Wits students approached Vuvuzela for help after receiving what they say is bad service aimed at students from mainly African countries.

Hlalele Hlalele, a master’s student from Lesotho, visited the bank last month to change accounts. He was asked for his passport but did not have it with him, so presented his Southern African Development Community (SADC) driver’s licence instead.

He says the bank declined to give him service because the driver’s licence was not issued in South Africa. He explained that although it was issued by the Lesotho government, it was a SADC-recognised document.

He says he found it odd the Matrix branch refused to help him because he was able to open his account with the same document in the Free State.

“I opened my account in October at the Ladybrand branch without the study permit or the work permit, but using just this document…Surely something is fishy here.”

Joyce Legoale, FNB relationship analyst and the person running the branch, says she does not believe Hlalele managed to open the account in Ladybrand. She promised Hlalele she would check with the branch.

“I know I was supposed to follow up, but I did not. I do apologise. He can come back, we will help.”

Vivian Chuchu, a Zimbabwean doing her masters, says she went to the branch in February to open an account with her study permit. She was told it could not be used because it was handwritten, and only typed permits were allowed. She was told a copy would be made and sent to the department of home affairs head office in Pretoria for verification.

“This is such an inconvenience. Nobody at FNB has come back to me after all this time. But I managed to open an account at Absa using the same document.”

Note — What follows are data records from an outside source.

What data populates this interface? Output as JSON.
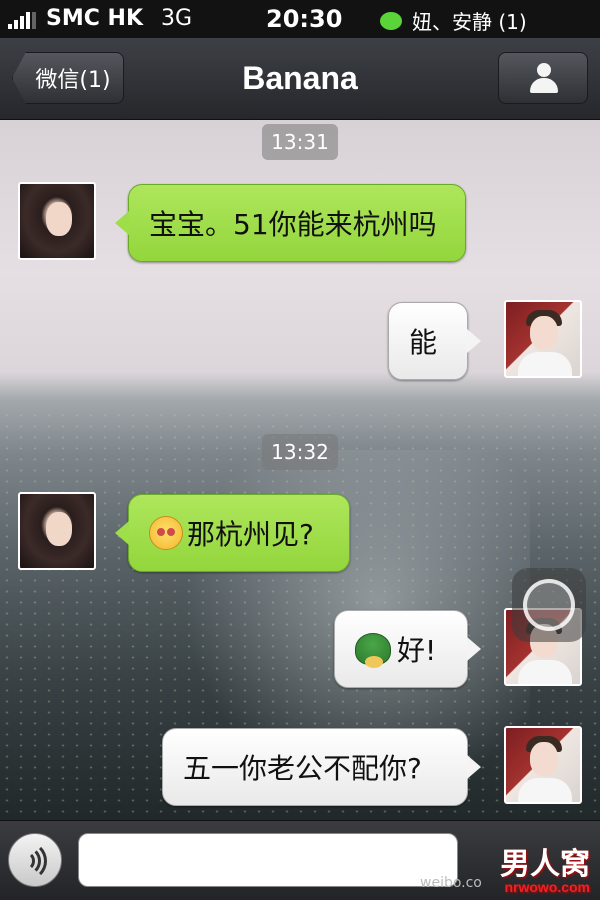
{
  "status_bar": {
    "carrier": "SMC HK",
    "network": "3G",
    "time": "20:30",
    "notification": "妞、安静 (1)"
  },
  "nav": {
    "back_label": "微信(1)",
    "title": "Banana",
    "profile_icon": "person-icon"
  },
  "messages": [
    {
      "time": "13:31"
    },
    {
      "sender": "Banana",
      "side": "left",
      "text": "宝宝。51你能来杭州吗"
    },
    {
      "sender": "me",
      "side": "right",
      "text": "能"
    },
    {
      "time": "13:32"
    },
    {
      "sender": "Banana",
      "side": "left",
      "emoji": "blushing-face",
      "text": "那杭州见?"
    },
    {
      "sender": "me",
      "side": "right",
      "emoji": "turtle",
      "text": "好!"
    },
    {
      "sender": "me",
      "side": "right",
      "text": "五一你老公不配你?"
    }
  ],
  "input_bar": {
    "voice_icon": "voice-icon",
    "watermark": "男人窝",
    "watermark_url": "nrwowo.com",
    "weibo": "weibo.co"
  },
  "colors": {
    "bubble_green": "#9ede48",
    "bubble_white": "#f4f4f4",
    "nav_dark": "#2e3035"
  }
}
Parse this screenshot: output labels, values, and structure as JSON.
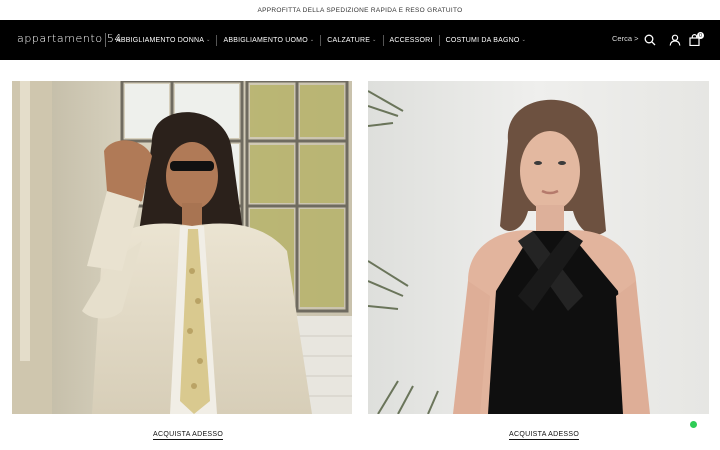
{
  "announcement": "APPROFITTA DELLA SPEDIZIONE RAPIDA E RESO GRATUITO",
  "header": {
    "logo": "appartamento 54",
    "nav": [
      {
        "label": "ABBIGLIAMENTO DONNA",
        "has_dropdown": true
      },
      {
        "label": "ABBIGLIAMENTO UOMO",
        "has_dropdown": true
      },
      {
        "label": "CALZATURE",
        "has_dropdown": true
      },
      {
        "label": "ACCESSORI",
        "has_dropdown": false
      },
      {
        "label": "COSTUMI DA BAGNO",
        "has_dropdown": true
      }
    ],
    "search_label": "Cerca >",
    "cart_count": "0",
    "icons": [
      "search-icon",
      "account-icon",
      "cart-icon"
    ]
  },
  "hero": [
    {
      "cta": "ACQUISTA ADESSO",
      "image": "man-in-cream-suit-sunglasses"
    },
    {
      "cta": "ACQUISTA ADESSO",
      "image": "woman-in-black-halter-top"
    }
  ],
  "colors": {
    "header_bg": "#000000",
    "chat_dot": "#2ecc55"
  }
}
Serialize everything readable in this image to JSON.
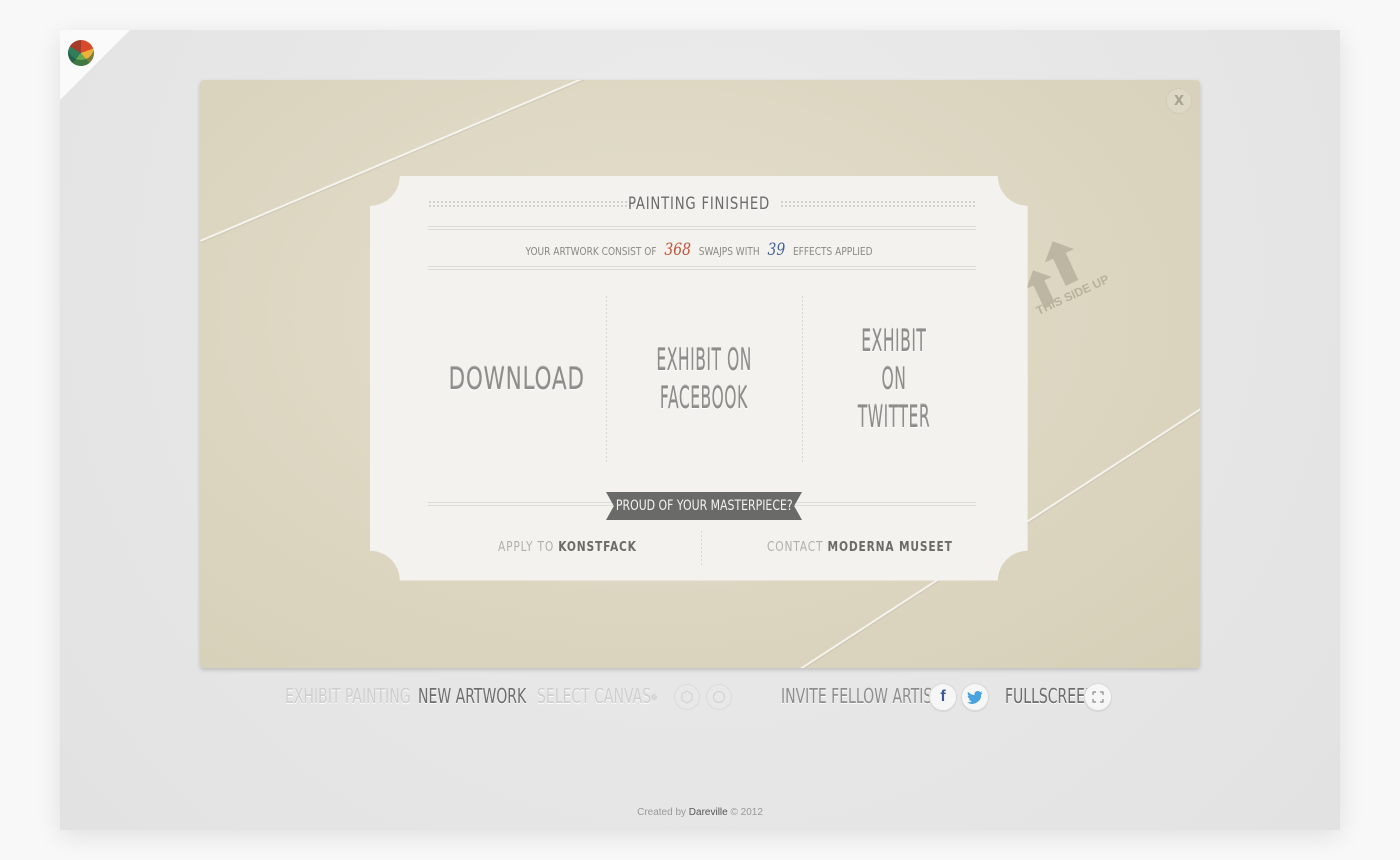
{
  "board": {
    "close_label": "X",
    "this_side_up": "THIS SIDE UP"
  },
  "ticket": {
    "title": "PAINTING FINISHED",
    "stats": {
      "prefix": "YOUR ARTWORK CONSIST OF",
      "swaps": "368",
      "middle": "SWAJPS WITH",
      "effects": "39",
      "suffix": "EFFECTS APPLIED"
    },
    "actions": {
      "download": "DOWNLOAD",
      "facebook_line1": "EXHIBIT ON",
      "facebook_line2": "FACEBOOK",
      "twitter_line1": "EXHIBIT",
      "twitter_line2": "ON TWITTER"
    },
    "ribbon": "PROUD OF YOUR MASTERPIECE?",
    "apply": {
      "prefix": "APPLY TO",
      "target": "KONSTFACK"
    },
    "contact": {
      "prefix": "CONTACT",
      "target": "MODERNA MUSEET"
    }
  },
  "toolbar": {
    "exhibit_painting": "EXHIBIT PAINTING",
    "new_artwork": "NEW ARTWORK",
    "select_canvas": "SELECT CANVAS",
    "invite": "INVITE FELLOW ARTISTS",
    "fullscreen": "FULLSCREEN",
    "facebook_glyph": "f"
  },
  "footer": {
    "prefix": "Created by",
    "brand": "Dareville",
    "suffix": "© 2012"
  },
  "colors": {
    "accent_red": "#c0533a",
    "accent_blue": "#46619a",
    "ribbon": "#6a6a68",
    "board": "#dcd6c2"
  }
}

Wezi Shaba a sociology master’s student from Malawi, says he visited the branch in February to open an account. He says it was eventually opened but the process was unnecessarily fussy.

He did not have his study permit, but had his passport and visa. The bank asked him to bring a letter from the sociology department proving he is a student. He brought back the letter, which had his student number, passport number and residential address.

The bank did not accept the letter because they said, even though the content was fine, the structure of the letter was not acceptable.

“I think this was a tactic to make me discouraged and give up on opening the account,” he says.

FNB head office was contacted for comment, but did not respond.